An aspiring firefighter from Rainham had his life put on hold after driving lessons were halted and he can't wait to get back behind the wheel.
With lessons resuming across Kent today, driving schools are facing over a year's worth of backlogged of learners who were hoping to pass before the pandemic hit.
Andrew Davis, 24, has been learning to drive for almost three years now. His test was initially meant to be in January but was postponed five months to July.
The Sainsbury's general assistant, added: "At the time I had passed my theory, the Kent Fire and Rescue Service was recruiting for full time firefighters.
"I wrote in my personal statement I was learning to drive but due to the pandemic I can't get lessons and I can't get a test. Other services will be recruiting but I need my drivers licence to progress myself further. I can't get anywhere.
"It's a real shame. It's just a real setback in my life because I feel like I was so close and now I've been put back another hundred yards."
Being able to practice in his parent's car, Andrew sees himself as one of the lucky ones. But the loss of time and money is no less frustrating.
He added: "Words can't describe really how annoyed I am. But at the end of the day it is out of my control. It's out of everyone's control.
"I took my theory test in beginning of last year in 2020 and I have to pass my practical before it runs out in 2022 - so I'm in a rush."
According to the The Driver and Vehicle Standards Agency, a backlog of 420,000 driving test cancellations are yet to be cleared.
On top of this driving schools are still trying to take on new learners as a new generation turn 17 and seek out an instructor.

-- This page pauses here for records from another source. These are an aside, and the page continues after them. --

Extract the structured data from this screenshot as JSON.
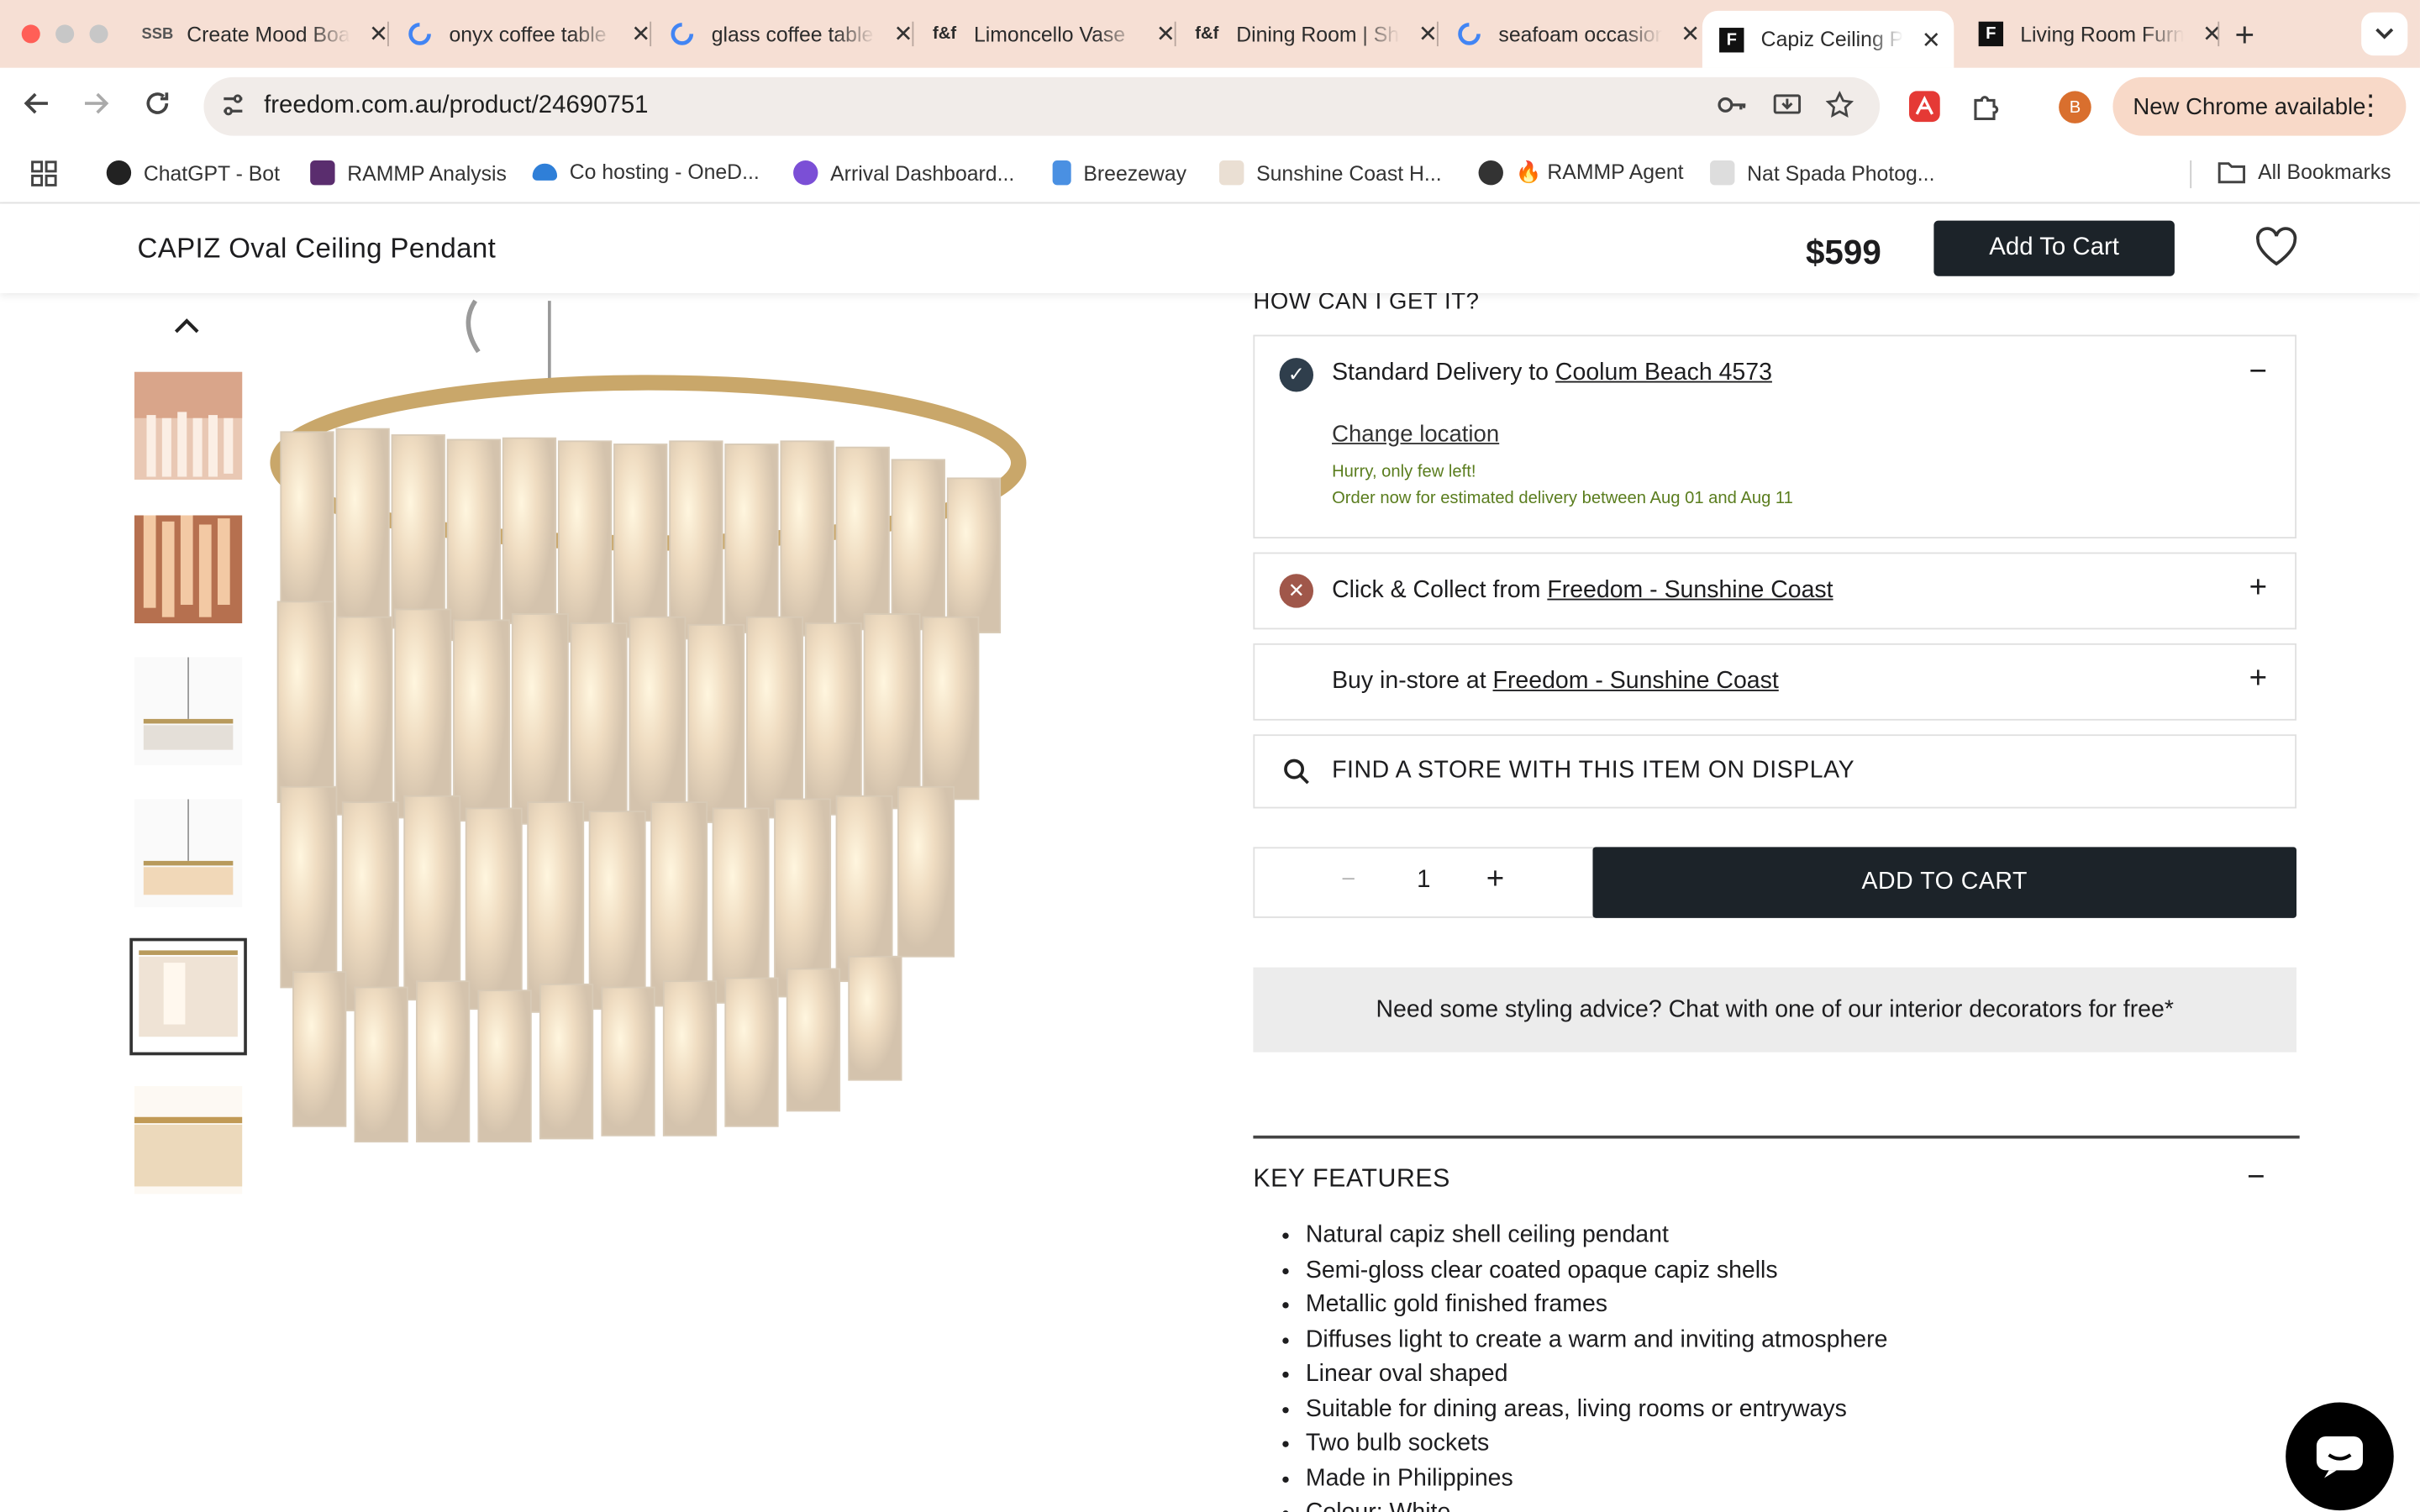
{
  "browser": {
    "tabs": [
      {
        "title": "Create Mood Board",
        "icon": "ssb-icon"
      },
      {
        "title": "onyx coffee table",
        "icon": "google-icon"
      },
      {
        "title": "glass coffee table",
        "icon": "google-icon"
      },
      {
        "title": "Limoncello Vase",
        "icon": "ff-icon"
      },
      {
        "title": "Dining Room | Shop",
        "icon": "ff-icon"
      },
      {
        "title": "seafoam occasional",
        "icon": "google-icon"
      },
      {
        "title": "Capiz Ceiling Pendant",
        "icon": "freedom-icon",
        "active": true
      },
      {
        "title": "Living Room Furniture",
        "icon": "freedom-icon"
      }
    ],
    "url": "freedom.com.au/product/24690751",
    "avatar_letter": "B",
    "new_chrome_label": "New Chrome available",
    "bookmarks": [
      {
        "label": "ChatGPT - Bot"
      },
      {
        "label": "RAMMP Analysis"
      },
      {
        "label": "Co hosting - OneD..."
      },
      {
        "label": "Arrival Dashboard..."
      },
      {
        "label": "Breezeway"
      },
      {
        "label": "Sunshine Coast H..."
      },
      {
        "label": "🔥 RAMMP Agent"
      },
      {
        "label": "Nat Spada Photog..."
      }
    ],
    "all_bookmarks_label": "All Bookmarks"
  },
  "product": {
    "name": "CAPIZ Oval Ceiling Pendant",
    "price": "$599",
    "add_to_cart_label": "Add To Cart"
  },
  "delivery": {
    "heading": "HOW CAN I GET IT?",
    "standard": {
      "prefix": "Standard Delivery to",
      "location": "Coolum Beach 4573",
      "change_location": "Change location",
      "stock_note": "Hurry, only few left!",
      "eta_note": "Order now for estimated delivery between Aug 01 and Aug 11",
      "toggle": "−"
    },
    "click_collect": {
      "prefix": "Click & Collect from",
      "store": "Freedom - Sunshine Coast",
      "toggle": "+"
    },
    "instore": {
      "prefix": "Buy in-store at",
      "store": "Freedom - Sunshine Coast",
      "toggle": "+"
    },
    "find_store": "FIND A STORE WITH THIS ITEM ON DISPLAY"
  },
  "purchase": {
    "qty": "1",
    "minus": "−",
    "plus": "+",
    "add_to_cart": "ADD TO CART"
  },
  "advice": "Need some styling advice? Chat with one of our interior decorators for free*",
  "key_features": {
    "title": "KEY FEATURES",
    "toggle": "−",
    "items": [
      "Natural capiz shell ceiling pendant",
      "Semi-gloss clear coated opaque capiz shells",
      "Metallic gold finished frames",
      "Diffuses light to create a warm and inviting atmosphere",
      "Linear oval shaped",
      "Suitable for dining areas, living rooms or entryways",
      "Two bulb sockets",
      "Made in Philippines",
      "Colour: White"
    ]
  },
  "colors": {
    "tabstrip": "#f6dfd4",
    "dark_button": "#1c2329",
    "green_note": "#5a7d1e",
    "delivery_check": "#2f3e4c",
    "collect_x": "#a0574a"
  }
}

It will be weeks before schools know for sure what they are dealing with, as many learners may need to catch up on learning, move to other instructors or quit learning entirely.
WATCH: Jason Wilson speak about how lockdown has impacted driving test and instructors
According to Jason Wilson, manager at A-Class Driving School, it will likely take 18 months to two years to clear the backlog while dealing with the increased demand.
As well as looking to train and recruit more instructors, backlogs will be cleared by streamlining some of the admin processes for learners applying for tests - for example instead of students cancelling and reapplying for tests, they can just swap scheduled days.
The manager added: "The general consensus in relation to students is a lot of them are a bit deflated. A bit of fed up.
"A lot of them were concerned because they had their theory passed and they were hoping they'd be an extension on that. I know some of our instructors have students whose tests have been moved three or four times because of the lockdowns.
"But everybody that I've dealt with understands the pandemic is nobody's fault. Actually, we've got to work together. We would do what we can for our pupils, so I think a lot of them know that."
Even after the massive hit the industry took with very little income for a year, the manager says instructors have been dusting off their cars, charging their flat batteries and are 'ready to rock-and-roll.'
He added: "Lockdown has been quite depressing. A lot of driving instructors across the country lost is their sole income, so they have struggled.
"I think a lot of instructors in other companies have been treated very poorly, being made to pay franchise while they're not working - from what I've seen - which is wrong in my view. If you treat people like that in a pandemic it is only going to compound how they feel.
"The only concern I think for some of our guys is they are worried about another lockdown.
"Obviously they are very keen and excited to get back to work, but they need to remain vigilant, stay safe and do what they can to protect others. So cleaning car in between lessons and taking precautions.
"I think we'll come back stronger and I think the industry will as well."